By Luke Cohen
NEW YORK (Reuters) – Sam Bankman Fried may struggle to seek the dismissal of fraud charges against him due to uncertainty about how U.S. law will handle cryptocurrencies, as other defendants in cases involving digital assets have done.
Legal experts told Reuters this is because US prosecutors’ accusations of the founder of bankrupt cryptocurrency exchange FTX have largely derailed the debate over whether cryptocurrencies should be regulated as securities or commodities.
Bankman-Fried, 30, has been charged with two counts of wire fraud and six counts of conspiracy in Manhattan federal court to steal deposits from FTX clients to pay off debts to his hedge fund, Alameda Research, and lie to investors about the clause. FTX Funding. pleads not guilty.
“It’s a simple tactic,” said Shane Stansbury, a professor at Duke University School of Law and a former federal attorney. “You don’t really need to go into the intricacies of how we view cryptocurrency.”
The question of whether cryptocurrencies are considered securities, such as stocks or bonds, or commodities — a category in the US that includes the trading of foreign exchange as well as commodities such as crude oil — remains largely unresolved.

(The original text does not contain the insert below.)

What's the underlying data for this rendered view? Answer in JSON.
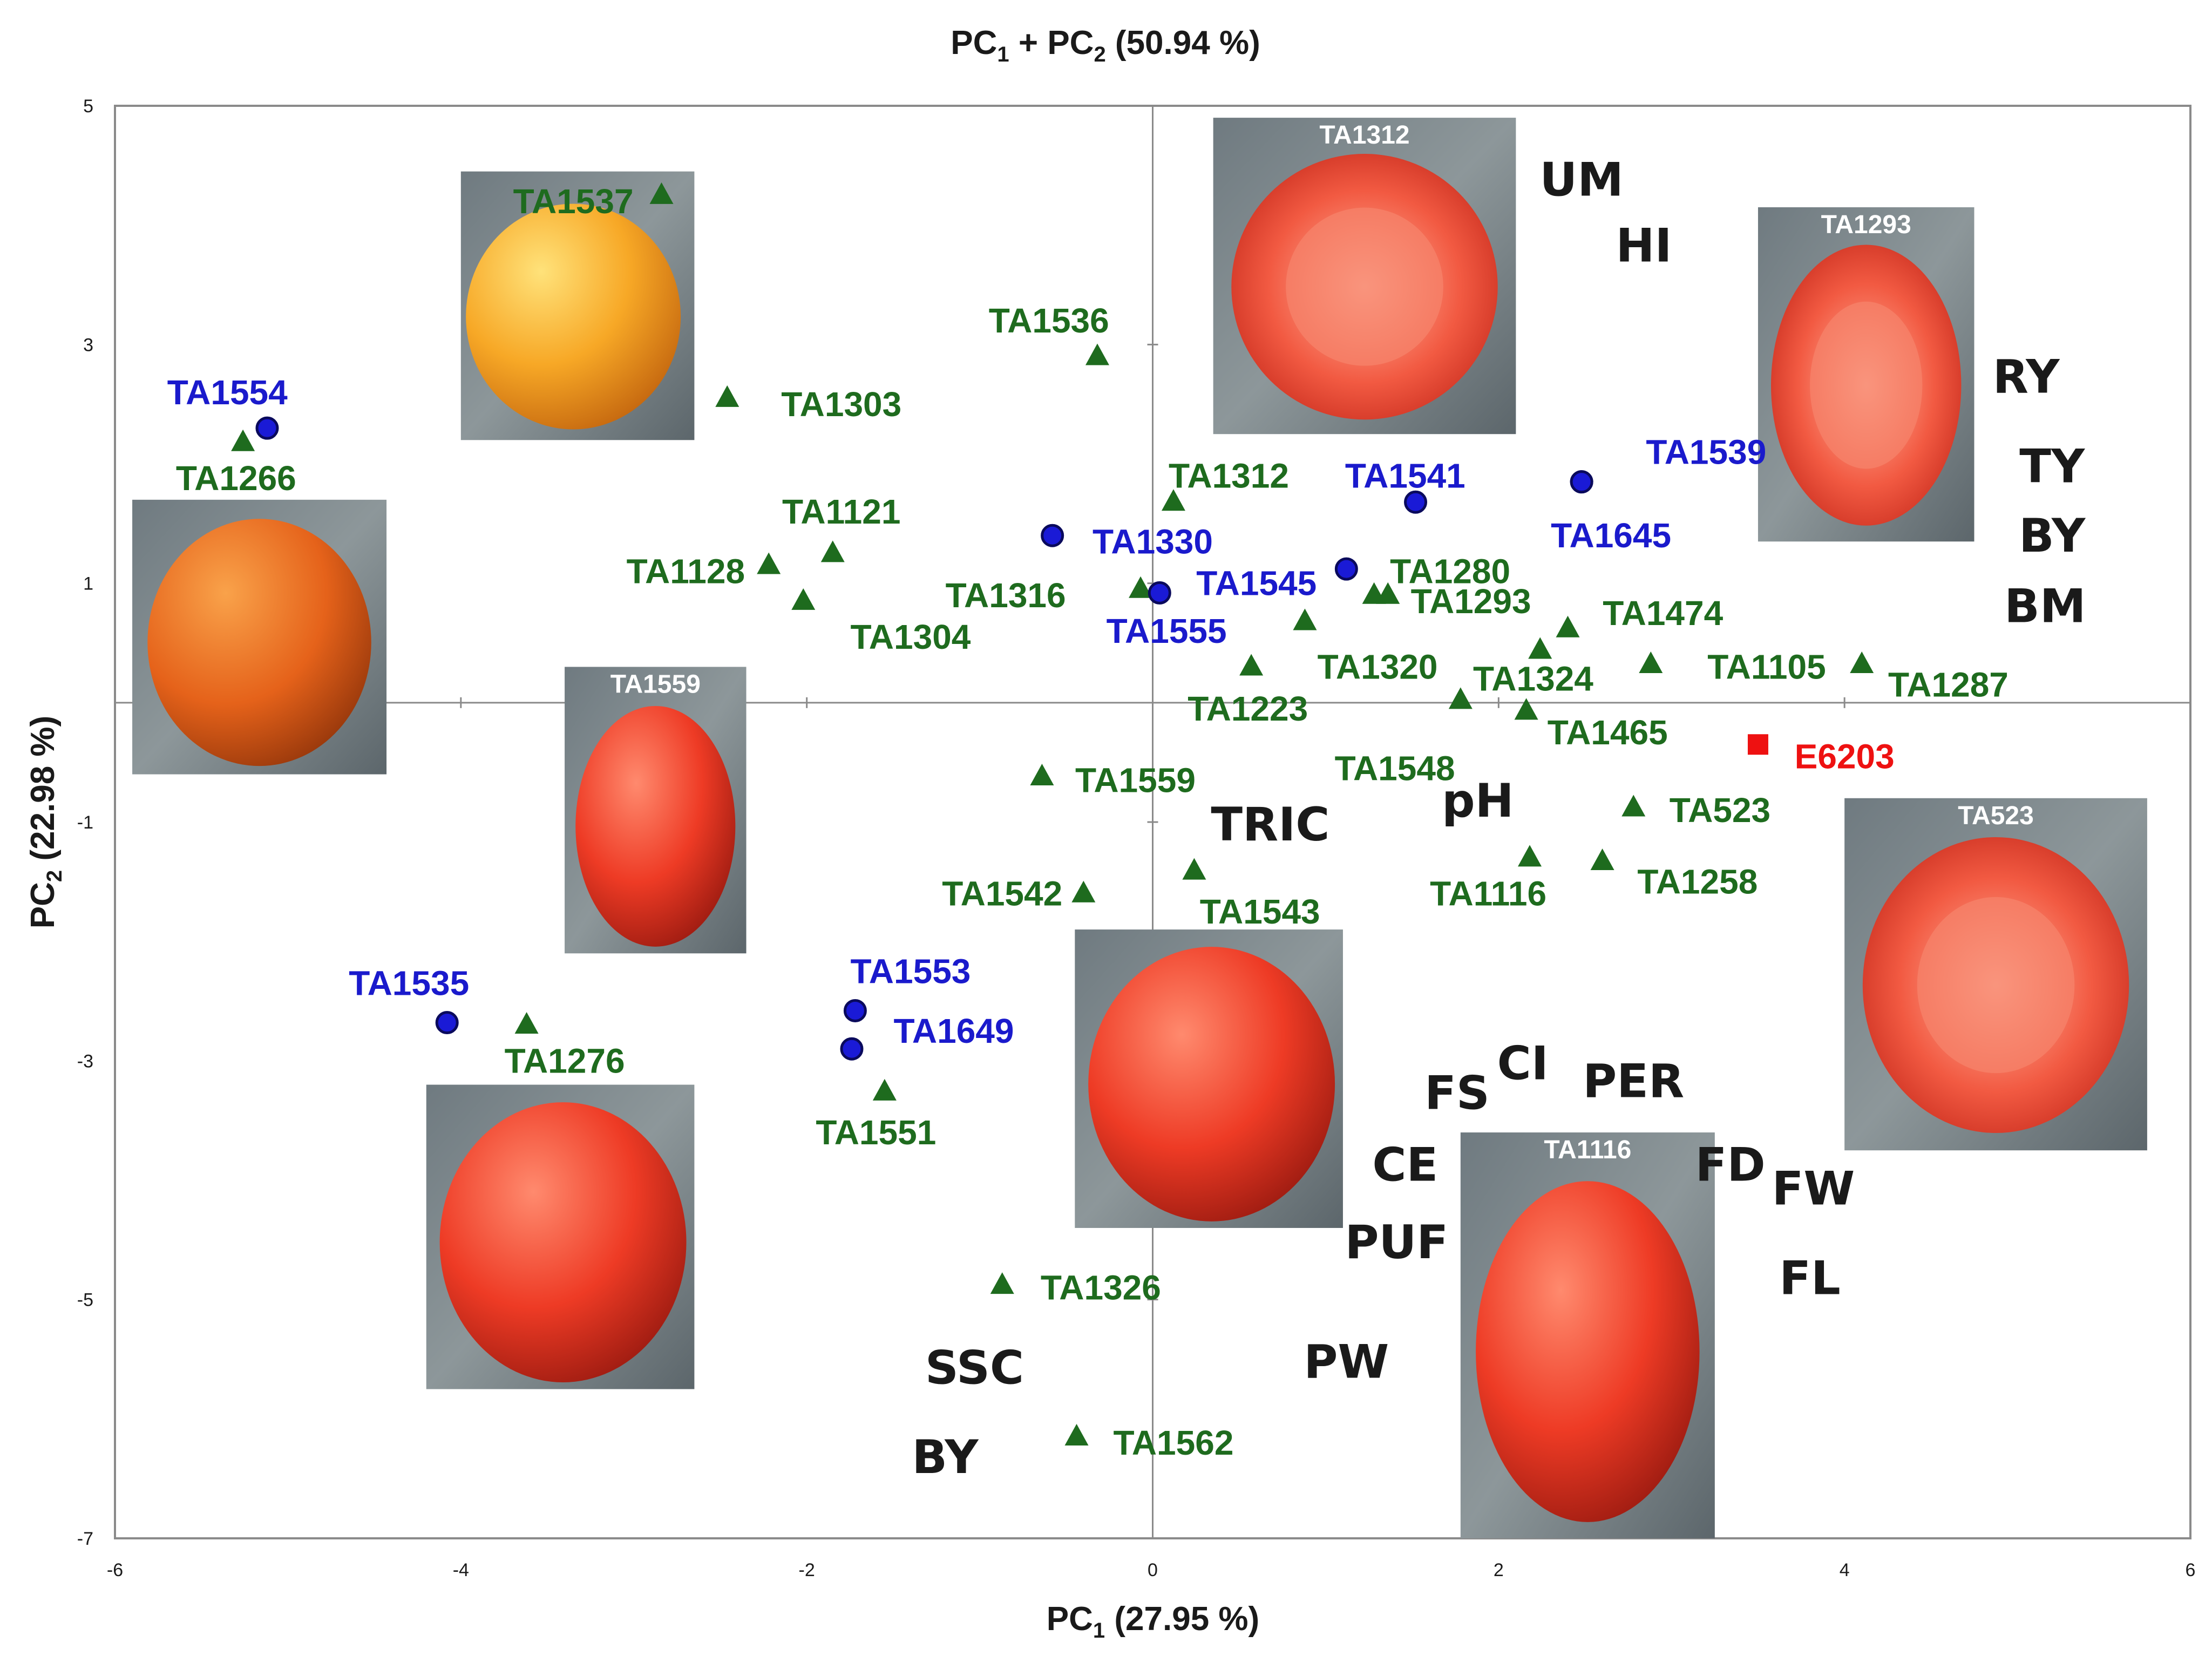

But experts say the uncertainty is not relevant to most of the charges against Bankman-Fried, as he faces a charge of conspiracy to commit securities fraud, without prejudice to the nature of the assets.
“There is no need to determine whether what customers bought with fiat currency was a security, a commodity, or something else,” said Mark Kasten, an attorney at Buchanan Ingersoll & Rooney. “Customers put money into the platform and the money has to be used in a certain way. According to the allegations in the indictment, this did not happen.”
Lawyers for Bankman Fried did not respond to a request for comment. The former billionaire previously acknowledged deficiencies in FTX’s risk management practices, but said he did not believe he was criminally liable for the company’s collapse.
Bitcoin is a commodity, said Gary Gensler of the US Securities and Exchange Commission (SEC), but other digital assets behave like securities — contracts in which investors benefit from the efforts of others — because their value is derived from promotion.
The debate is important because it can determine which agency regulates businesses with digital assets. The CFTC is considered by many names in the cryptocurrency market as friendlier than the SEC.
Blockchain payments firm Ripple is competing in a 2020 SEC filing that accuses it of making an unregistered securities offering. The company argues that the XRP token is not a security and is therefore not subject to SEC oversight. The case is ongoing.
Manhattan’s top federal prosecutor, Damien Williams, has made cryptocurrency-related financial crime a focus of his tenure.
In 2022, in its first “inside trading” case involving digital assets, his office brought wire fraud charges against Nathaniel Chastain, a former employee of non-fungible token (NFT) firm OpenSea, and Ishan Wahi, a former director of cryptocurrency at brokerage Coinbase.
Both argued that insider trading fees should be rejected because they should have been involved in securities or commodities. By making allegations of wire fraud in both cases, the plaintiffs avoided taking a position on how to classify cryptocurrencies, or NFTs.
In October, a judge dismissed arguments presented by Chastain’s attorneys to dismiss the charges.
Kasten said it is unlikely that Bankman-Fried supporters would try to make a similar argument because the wire fraud charges are simpler.